Centrophorus harrissoni

About

Also known as the Dumb Gulper Shark, this species is found off the coasts of Australia and New Zealand in deep sea waters.

The major threat to this shark is commercial fishing, particularly trawlers and longlines because this species occupies depths of between 350 and 1,000m. This species has an especially low fecundity with one or two pups born every two years. Looking at other closely related species, it is also estimated they can live for up to 46 years and reach reproductive age very late. These life history traits make this species particularly vulnerable to overfishing and as a result, populations are extremely slow to recover.

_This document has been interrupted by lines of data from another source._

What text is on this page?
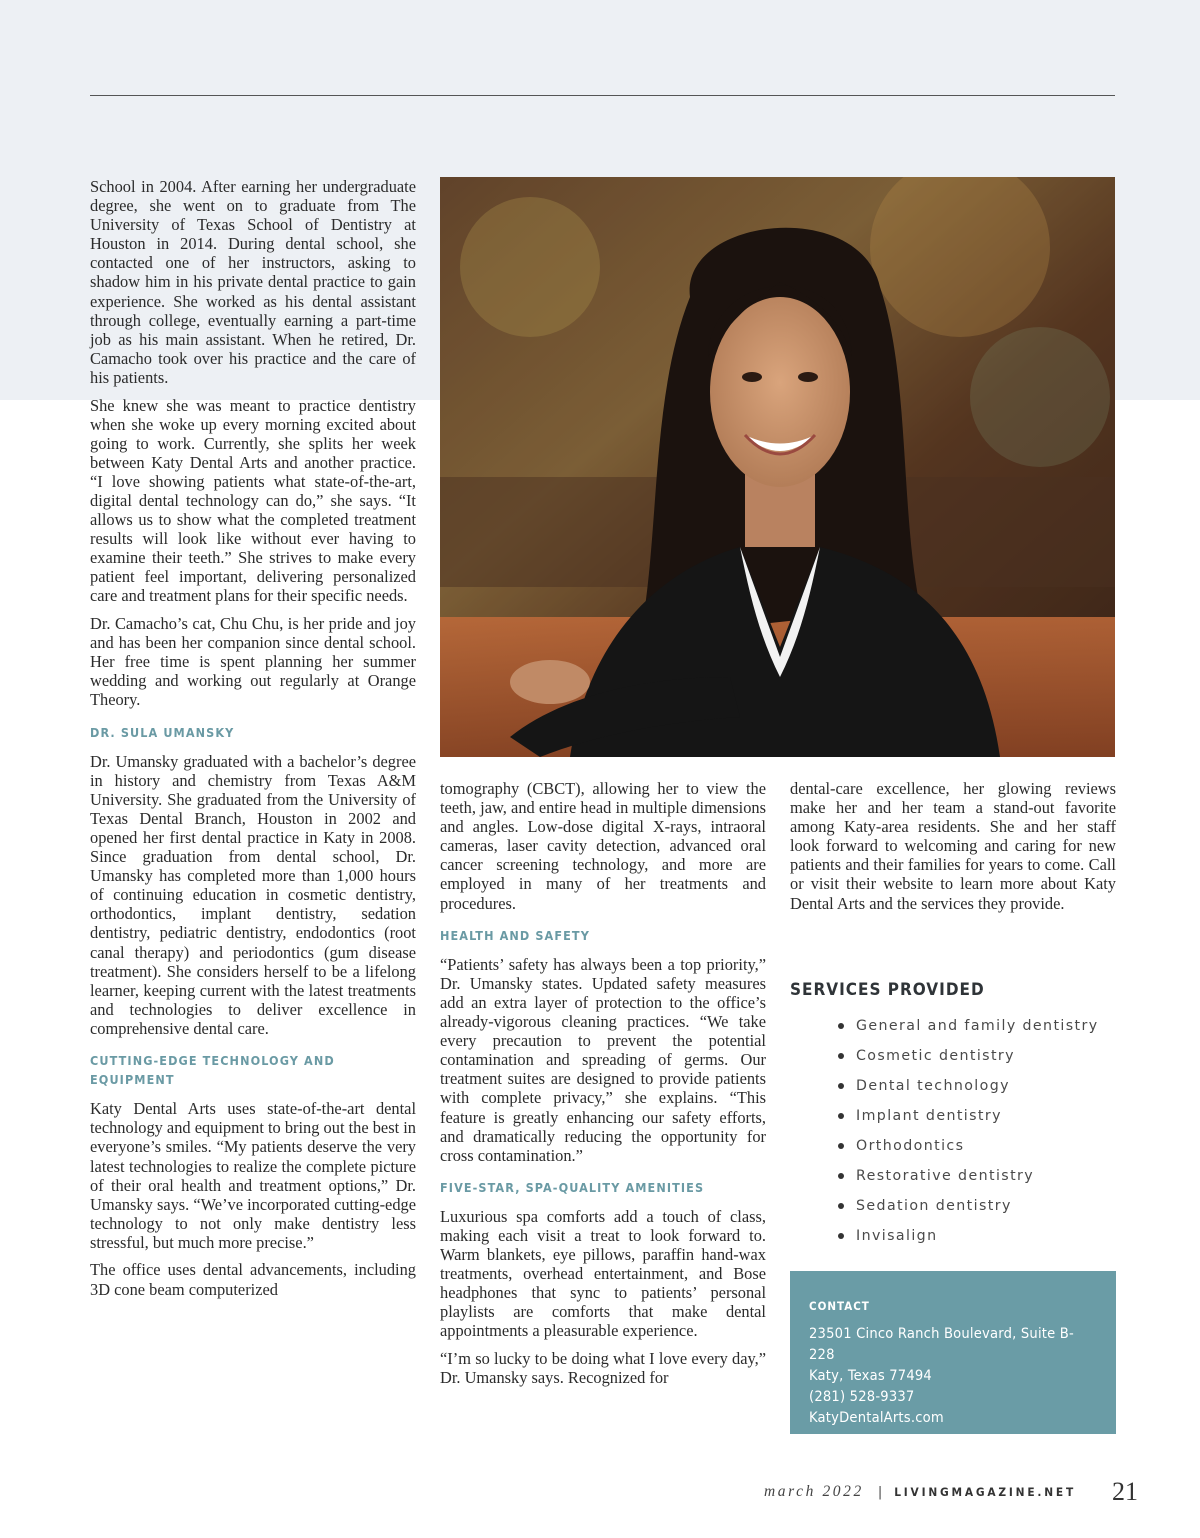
School in 2004. After earning her undergraduate degree, she went on to graduate from The University of Texas School of Dentistry at Houston in 2014. During dental school, she contacted one of her instructors, asking to shadow him in his private dental practice to gain experience. She worked as his dental assistant through college, eventually earning a part-time job as his main assistant. When he retired, Dr. Camacho took over his practice and the care of his patients.

She knew she was meant to practice dentistry when she woke up every morning excited about going to work. Currently, she splits her week between Katy Dental Arts and another practice. “I love showing patients what state-of-the-art, digital dental technology can do,” she says. “It allows us to show what the completed treatment results will look like without ever having to examine their teeth.” She strives to make every patient feel important, delivering personalized care and treatment plans for their specific needs.

Dr. Camacho’s cat, Chu Chu, is her pride and joy and has been her companion since dental school. Her free time is spent planning her summer wedding and working out regularly at Orange Theory.

DR. SULA UMANSKY

Dr. Umansky graduated with a bachelor’s degree in history and chemistry from Texas A&M University. She graduated from the University of Texas Dental Branch, Houston in 2002 and opened her first dental practice in Katy in 2008. Since graduation from dental school, Dr. Umansky has completed more than 1,000 hours of continuing education in cosmetic dentistry, orthodontics, implant dentistry, sedation dentistry, pediatric dentistry, endodontics (root canal therapy) and periodontics (gum disease treatment). She considers herself to be a lifelong learner, keeping current with the latest treatments and technologies to deliver excellence in comprehensive dental care.

CUTTING-EDGE TECHNOLOGY AND EQUIPMENT

Katy Dental Arts uses state-of-the-art dental technology and equipment to bring out the best in everyone’s smiles. “My patients deserve the very latest technologies to realize the complete picture of their oral health and treatment options,” Dr. Umansky says. “We’ve incorporated cutting-edge technology to not only make dentistry less stressful, but much more precise.”

The office uses dental advancements, including 3D cone beam computerized

tomography (CBCT), allowing her to view the teeth, jaw, and entire head in multiple dimensions and angles. Low-dose digital X-rays, intraoral cameras, laser cavity detection, advanced oral cancer screening technology, and more are employed in many of her treatments and procedures.

HEALTH AND SAFETY

“Patients’ safety has always been a top priority,” Dr. Umansky states. Updated safety measures add an extra layer of protection to the office’s already-vigorous cleaning practices. “We take every precaution to prevent the potential contamination and spreading of germs. Our treatment suites are designed to provide patients with complete privacy,” she explains. “This feature is greatly enhancing our safety efforts, and dramatically reducing the opportunity for cross contamination.”

FIVE-STAR, SPA-QUALITY AMENITIES

Luxurious spa comforts add a touch of class, making each visit a treat to look forward to. Warm blankets, eye pillows, paraffin hand-wax treatments, overhead entertainment, and Bose headphones that sync to patients’ personal playlists are comforts that make dental appointments a pleasurable experience.

“I’m so lucky to be doing what I love every day,” Dr. Umansky says. Recognized for

dental-care excellence, her glowing reviews make her and her team a stand-out favorite among Katy-area residents. She and her staff look forward to welcoming and caring for new patients and their families for years to come. Call or visit their website to learn more about Katy Dental Arts and the services they provide.

SERVICES PROVIDED
General and family dentistry
Cosmetic dentistry
Dental technology
Implant dentistry
Orthodontics
Restorative dentistry
Sedation dentistry
Invisalign
CONTACT
23501 Cinco Ranch Boulevard, Suite B-228
Katy, Texas 77494
(281) 528-9337
KatyDentalArts.com
march 2022 | LIVINGMAGAZINE.NET 21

However, there are conservation measures in place. The number of this species being landed by the Scalefish and Shark Fisheries are regulated and, some areas of this species range are closed to fishing. In 2012, a Dogfish Management Strategy was released by the Australian Fisheries Management Authority which aims to increase the population size of this species.

  • Order: Squaliformes
  • Family: Centrophoridae
  • Population: Unknown
  • Trend: decreasing
  • Size: Up to 112cm (?)
  • Depth Range (m): Up to 1,050m

EDGE Score

EDGE Score: 5.77 (?)
ED Score: 39.11 (?)
GE / IUCN Red List (?)
Not Evaluated Data Deficient Least Concern Near Threatened Vulnerable Endangered Critically Endangered Extinct in the Wild Extinct

Distribution

This species is found off the east coast of Australia from southern Queensland to South East Cape, Tasmania. It is found on all the Tasmantid seamounts except for the most southern, Gascoyne Seamount. It has been recorded in Norfolk Ridge, Three Kings Ridge and Kermadec Ridge, extending the species eastern range.

Habitat and Ecology

This species inhabits waters above the continental slope at depths between 350 and 1,000m and are associated to the bottom. This species feed mostly on fish especially lanternfishes, cephalopods and crustaceans.

Not much is known about their biology but by looking at other closely related species, scientists assume they can live for up to 46 years.